The art department had a party at the teacher's house. There are 50 brownies and 40 celery sticks served as refreshments. Each art student had the same number of brownies and the same number of whole celery sticks, & nothing was left over. The art teacher didn't eat. What is the largest number of art members that might have been at the party?
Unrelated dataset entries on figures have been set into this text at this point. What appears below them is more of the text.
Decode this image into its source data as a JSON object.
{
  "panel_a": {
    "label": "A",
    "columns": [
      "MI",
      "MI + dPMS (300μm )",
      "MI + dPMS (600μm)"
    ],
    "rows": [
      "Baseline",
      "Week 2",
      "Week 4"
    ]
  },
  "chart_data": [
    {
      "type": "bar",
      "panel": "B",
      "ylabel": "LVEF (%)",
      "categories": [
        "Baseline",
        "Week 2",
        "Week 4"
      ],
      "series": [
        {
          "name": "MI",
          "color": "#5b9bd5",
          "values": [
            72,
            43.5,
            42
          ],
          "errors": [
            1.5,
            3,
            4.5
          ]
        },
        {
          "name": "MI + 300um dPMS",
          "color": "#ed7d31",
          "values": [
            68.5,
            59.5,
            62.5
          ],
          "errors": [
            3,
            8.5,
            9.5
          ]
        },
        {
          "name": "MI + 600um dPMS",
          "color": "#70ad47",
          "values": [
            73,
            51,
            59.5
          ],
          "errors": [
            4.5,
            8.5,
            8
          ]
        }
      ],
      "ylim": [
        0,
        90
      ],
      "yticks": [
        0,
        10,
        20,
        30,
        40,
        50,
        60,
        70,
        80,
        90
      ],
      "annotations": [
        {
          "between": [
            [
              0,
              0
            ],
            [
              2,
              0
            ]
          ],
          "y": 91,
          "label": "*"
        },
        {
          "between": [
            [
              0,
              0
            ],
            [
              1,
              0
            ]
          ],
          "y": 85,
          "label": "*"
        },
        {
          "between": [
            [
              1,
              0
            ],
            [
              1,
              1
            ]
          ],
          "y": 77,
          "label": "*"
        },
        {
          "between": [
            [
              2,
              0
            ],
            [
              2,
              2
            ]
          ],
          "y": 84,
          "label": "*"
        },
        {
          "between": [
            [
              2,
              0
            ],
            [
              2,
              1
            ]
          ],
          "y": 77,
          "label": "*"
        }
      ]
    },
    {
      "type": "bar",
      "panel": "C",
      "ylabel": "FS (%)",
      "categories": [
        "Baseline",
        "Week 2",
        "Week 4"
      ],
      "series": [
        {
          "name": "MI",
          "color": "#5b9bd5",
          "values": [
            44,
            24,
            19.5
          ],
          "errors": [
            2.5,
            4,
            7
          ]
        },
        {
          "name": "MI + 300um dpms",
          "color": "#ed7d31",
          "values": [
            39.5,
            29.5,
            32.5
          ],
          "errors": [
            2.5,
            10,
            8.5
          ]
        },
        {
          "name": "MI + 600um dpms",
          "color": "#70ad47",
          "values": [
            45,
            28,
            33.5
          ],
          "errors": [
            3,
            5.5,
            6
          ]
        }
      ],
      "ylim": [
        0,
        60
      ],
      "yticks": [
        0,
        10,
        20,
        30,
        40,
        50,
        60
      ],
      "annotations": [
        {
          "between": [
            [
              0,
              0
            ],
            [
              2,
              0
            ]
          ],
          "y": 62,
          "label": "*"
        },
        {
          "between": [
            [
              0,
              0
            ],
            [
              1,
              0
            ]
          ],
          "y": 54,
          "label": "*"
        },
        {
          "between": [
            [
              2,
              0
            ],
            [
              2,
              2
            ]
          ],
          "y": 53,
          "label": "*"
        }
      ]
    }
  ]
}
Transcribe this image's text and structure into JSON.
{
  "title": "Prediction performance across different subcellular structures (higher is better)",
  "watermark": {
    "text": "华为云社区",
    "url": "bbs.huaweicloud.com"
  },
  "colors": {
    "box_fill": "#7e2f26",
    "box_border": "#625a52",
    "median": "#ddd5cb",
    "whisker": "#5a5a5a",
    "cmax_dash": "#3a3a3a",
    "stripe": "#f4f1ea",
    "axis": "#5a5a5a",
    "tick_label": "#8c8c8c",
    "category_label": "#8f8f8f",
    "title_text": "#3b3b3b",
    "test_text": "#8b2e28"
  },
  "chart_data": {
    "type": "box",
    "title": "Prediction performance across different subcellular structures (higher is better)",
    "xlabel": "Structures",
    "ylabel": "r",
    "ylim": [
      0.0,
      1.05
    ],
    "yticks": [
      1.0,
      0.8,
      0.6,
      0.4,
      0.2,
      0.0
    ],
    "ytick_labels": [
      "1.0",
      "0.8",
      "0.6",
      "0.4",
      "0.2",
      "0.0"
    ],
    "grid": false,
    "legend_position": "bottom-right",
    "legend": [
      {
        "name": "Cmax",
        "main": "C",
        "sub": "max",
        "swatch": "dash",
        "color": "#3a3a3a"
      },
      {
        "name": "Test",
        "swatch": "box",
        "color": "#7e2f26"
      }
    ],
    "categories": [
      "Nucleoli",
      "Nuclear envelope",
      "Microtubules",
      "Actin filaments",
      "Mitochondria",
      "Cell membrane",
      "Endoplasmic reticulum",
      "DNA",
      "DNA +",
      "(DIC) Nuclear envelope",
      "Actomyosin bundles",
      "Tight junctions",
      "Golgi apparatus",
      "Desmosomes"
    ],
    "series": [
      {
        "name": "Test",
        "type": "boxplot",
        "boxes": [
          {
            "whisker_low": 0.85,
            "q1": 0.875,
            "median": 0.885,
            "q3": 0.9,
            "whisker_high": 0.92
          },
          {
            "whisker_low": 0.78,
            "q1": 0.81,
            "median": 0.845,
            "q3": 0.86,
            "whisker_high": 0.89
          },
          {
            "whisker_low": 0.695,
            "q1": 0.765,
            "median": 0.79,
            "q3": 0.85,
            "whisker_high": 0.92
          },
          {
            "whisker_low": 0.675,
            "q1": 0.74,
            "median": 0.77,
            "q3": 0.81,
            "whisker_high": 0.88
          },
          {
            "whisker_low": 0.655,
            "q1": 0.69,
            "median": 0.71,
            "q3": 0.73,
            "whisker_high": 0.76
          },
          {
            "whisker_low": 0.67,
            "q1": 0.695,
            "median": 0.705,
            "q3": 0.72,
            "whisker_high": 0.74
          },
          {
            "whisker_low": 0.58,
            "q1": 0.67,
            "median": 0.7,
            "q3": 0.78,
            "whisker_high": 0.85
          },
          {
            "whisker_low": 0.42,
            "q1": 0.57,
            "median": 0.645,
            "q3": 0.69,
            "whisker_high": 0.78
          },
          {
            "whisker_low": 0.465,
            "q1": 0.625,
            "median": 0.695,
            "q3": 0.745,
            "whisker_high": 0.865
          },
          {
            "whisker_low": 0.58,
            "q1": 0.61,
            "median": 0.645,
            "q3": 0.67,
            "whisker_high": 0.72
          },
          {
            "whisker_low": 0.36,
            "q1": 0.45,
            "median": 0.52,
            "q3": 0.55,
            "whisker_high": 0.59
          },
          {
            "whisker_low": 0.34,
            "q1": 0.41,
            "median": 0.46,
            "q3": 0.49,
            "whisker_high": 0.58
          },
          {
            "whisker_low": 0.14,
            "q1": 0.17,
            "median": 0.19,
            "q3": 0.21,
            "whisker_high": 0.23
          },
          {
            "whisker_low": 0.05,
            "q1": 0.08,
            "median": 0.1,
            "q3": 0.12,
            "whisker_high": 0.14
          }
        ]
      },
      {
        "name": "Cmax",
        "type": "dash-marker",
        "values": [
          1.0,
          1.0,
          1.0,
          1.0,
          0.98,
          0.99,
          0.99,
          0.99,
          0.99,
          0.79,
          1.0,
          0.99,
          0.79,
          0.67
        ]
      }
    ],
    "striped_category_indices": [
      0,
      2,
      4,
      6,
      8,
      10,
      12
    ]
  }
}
Here we look for the highest number of members N. Since each member eats the same number of celery (c) and brownies (b), then
Nb=50 and Nc=40
We need to find the highest common (HCF) denominator of 50 and 40 to find N.
There are two ways to find the HCF.
The traditional way taught in schools is
to factorize the numbers and extract common factors. These factors are then multiplied to give the HCF.
50=2*5*5
40=2*2*2*5
So we see that the common factor is 2*5=10, which is the HCF.
The other way is using Euclid's algorithm, which is suited for mental calculations.
Take the difference between the two numbers, and repeat using the smaller number and the difference until the difference divides the smaller number.
50-40=10. Since 10 divides 40, 10 is the HCF.
To determine the largest number of art members that might have been at the party, we need to find the common factors of the number of brownies and celery sticks. Since we know that each art student had the same number of brownies and celery sticks, the number of art members must be a divisor of both 50 and 40.
First, let's find the factors of 50: 1, 2, 5, 10, 25, and 50.
Next, let's find the factors of 40: 1, 2, 4, 5, 8, 10, 20, and 40.
Now, let's find the common factors of 50 and 40: 1, 2, 5, and 10.
Therefore, the largest number of art members that might have been at the party is 10. Each art student would have received 5 brownies and 4 celery sticks, resulting in a total of 50 brownies and 40 celery sticks.